Она вышла. Хлопнула дверь. Общага осталась позади — панельная коробка с сотней одинаковых окон, в которых, возможно, кто-то ещё плакал из-за первой любви. Или не плакал. Или уже забыл, зачем вообще люди плачут.
3.
В поезде время текло иначе. Не как в Москве — быстро, суетливо, раздражающе. И не как в детстве — медленно, липко, сладко. В поезде время текло как расплавленный свинец: тяжело, неумолимо, и если прикоснуться — обожжёшься.

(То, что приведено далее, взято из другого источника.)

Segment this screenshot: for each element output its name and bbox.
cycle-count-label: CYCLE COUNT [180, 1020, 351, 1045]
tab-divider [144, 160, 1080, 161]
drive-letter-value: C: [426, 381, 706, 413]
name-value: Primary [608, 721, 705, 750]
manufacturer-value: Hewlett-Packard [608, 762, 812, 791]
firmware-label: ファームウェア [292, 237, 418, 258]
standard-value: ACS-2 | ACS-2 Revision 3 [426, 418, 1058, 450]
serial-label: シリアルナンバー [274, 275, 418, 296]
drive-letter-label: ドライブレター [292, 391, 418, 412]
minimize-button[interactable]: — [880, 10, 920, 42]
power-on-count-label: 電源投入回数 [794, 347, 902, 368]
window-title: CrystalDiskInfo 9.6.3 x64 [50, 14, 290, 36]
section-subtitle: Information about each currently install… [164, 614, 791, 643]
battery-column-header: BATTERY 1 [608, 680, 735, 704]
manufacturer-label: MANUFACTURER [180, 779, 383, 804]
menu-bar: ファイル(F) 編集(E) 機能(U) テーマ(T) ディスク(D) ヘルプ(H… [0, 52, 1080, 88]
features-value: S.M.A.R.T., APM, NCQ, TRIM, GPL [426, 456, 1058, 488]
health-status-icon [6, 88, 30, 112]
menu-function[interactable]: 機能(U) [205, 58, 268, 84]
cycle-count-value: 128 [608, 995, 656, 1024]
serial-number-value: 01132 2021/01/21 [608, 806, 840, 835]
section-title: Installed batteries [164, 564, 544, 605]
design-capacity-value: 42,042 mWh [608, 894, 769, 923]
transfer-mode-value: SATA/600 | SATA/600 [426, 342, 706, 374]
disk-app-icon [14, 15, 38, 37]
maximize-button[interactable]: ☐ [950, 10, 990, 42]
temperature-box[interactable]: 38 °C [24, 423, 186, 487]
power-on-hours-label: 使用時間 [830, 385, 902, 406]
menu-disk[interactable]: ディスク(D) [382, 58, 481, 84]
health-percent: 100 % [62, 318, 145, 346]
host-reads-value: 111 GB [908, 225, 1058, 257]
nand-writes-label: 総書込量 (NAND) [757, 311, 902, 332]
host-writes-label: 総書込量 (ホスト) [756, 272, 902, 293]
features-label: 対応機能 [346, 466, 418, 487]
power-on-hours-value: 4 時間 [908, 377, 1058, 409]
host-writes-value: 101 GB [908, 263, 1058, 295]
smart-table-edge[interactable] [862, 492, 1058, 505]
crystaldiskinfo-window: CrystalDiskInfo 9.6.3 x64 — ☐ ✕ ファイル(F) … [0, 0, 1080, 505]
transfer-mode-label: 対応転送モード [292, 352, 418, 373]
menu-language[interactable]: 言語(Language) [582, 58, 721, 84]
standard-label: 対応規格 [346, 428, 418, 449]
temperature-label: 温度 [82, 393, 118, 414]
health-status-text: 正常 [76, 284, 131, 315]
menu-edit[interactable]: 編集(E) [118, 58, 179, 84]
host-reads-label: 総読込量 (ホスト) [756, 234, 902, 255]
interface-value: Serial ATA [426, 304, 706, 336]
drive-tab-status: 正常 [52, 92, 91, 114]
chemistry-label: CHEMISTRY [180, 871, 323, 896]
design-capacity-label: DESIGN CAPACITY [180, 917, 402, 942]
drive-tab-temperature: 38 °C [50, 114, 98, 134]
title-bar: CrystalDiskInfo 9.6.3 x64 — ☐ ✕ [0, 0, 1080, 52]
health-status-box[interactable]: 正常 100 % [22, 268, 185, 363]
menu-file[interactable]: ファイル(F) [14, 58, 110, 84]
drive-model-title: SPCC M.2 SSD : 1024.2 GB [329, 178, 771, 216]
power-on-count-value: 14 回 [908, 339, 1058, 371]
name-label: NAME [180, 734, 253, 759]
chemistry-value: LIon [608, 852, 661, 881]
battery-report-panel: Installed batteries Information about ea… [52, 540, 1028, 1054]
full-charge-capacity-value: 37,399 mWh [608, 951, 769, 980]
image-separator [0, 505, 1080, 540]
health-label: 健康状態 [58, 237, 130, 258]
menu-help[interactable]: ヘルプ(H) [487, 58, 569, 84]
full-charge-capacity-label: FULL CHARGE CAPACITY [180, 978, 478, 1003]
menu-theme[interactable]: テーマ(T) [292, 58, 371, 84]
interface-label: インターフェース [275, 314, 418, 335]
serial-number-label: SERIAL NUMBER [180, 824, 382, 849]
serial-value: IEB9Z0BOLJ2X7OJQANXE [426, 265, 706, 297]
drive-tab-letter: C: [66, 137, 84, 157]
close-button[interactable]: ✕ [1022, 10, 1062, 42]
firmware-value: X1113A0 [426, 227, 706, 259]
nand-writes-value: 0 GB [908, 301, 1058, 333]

Аня лежала на верхней полке и слушала, как стучат колёса. Стук был ритмичным, как сердцебиение — только более равнодушным. Сердце бьётся для тебя. Колёса бьются для всех. Им всё равно, кто лежит на верхней полке. Девушка с разбитой любовью или контрабандист с китайским шёлком.
Через час она достала бабушкино письмо. Бумага пожелтела, чернила выцвели. Бабушка написала его пять лет назад, когда Аня первый раз влюбилась — в мальчика из лагеря, который даже не помнил её имени. Тогда бабушка сказала: «Сохрани. Пригодится». Аня сохранила. И правда, пригодилось.
Она прочитала в десятый раз:
«Анюта, любовь — это не чувство. Чувства приходят и уходят, как дождь. Любовь — это способность видеть в другом человеке целую вселенную. И соглашаться на то, что эта вселенная никогда не будет до конца изучена. Ты будешь в ней вечным исследователем. Иногда она будет к тебе жестока — как настоящий космос. Иногда — щедра. Но главное: если ты однажды вошла в эту вселенную, ты уже не выйдешь. Даже если тебя выгонят. Даже если ты сама захочешь уйти. Часть тебя навсегда останется там, на орбите чужого взгляда.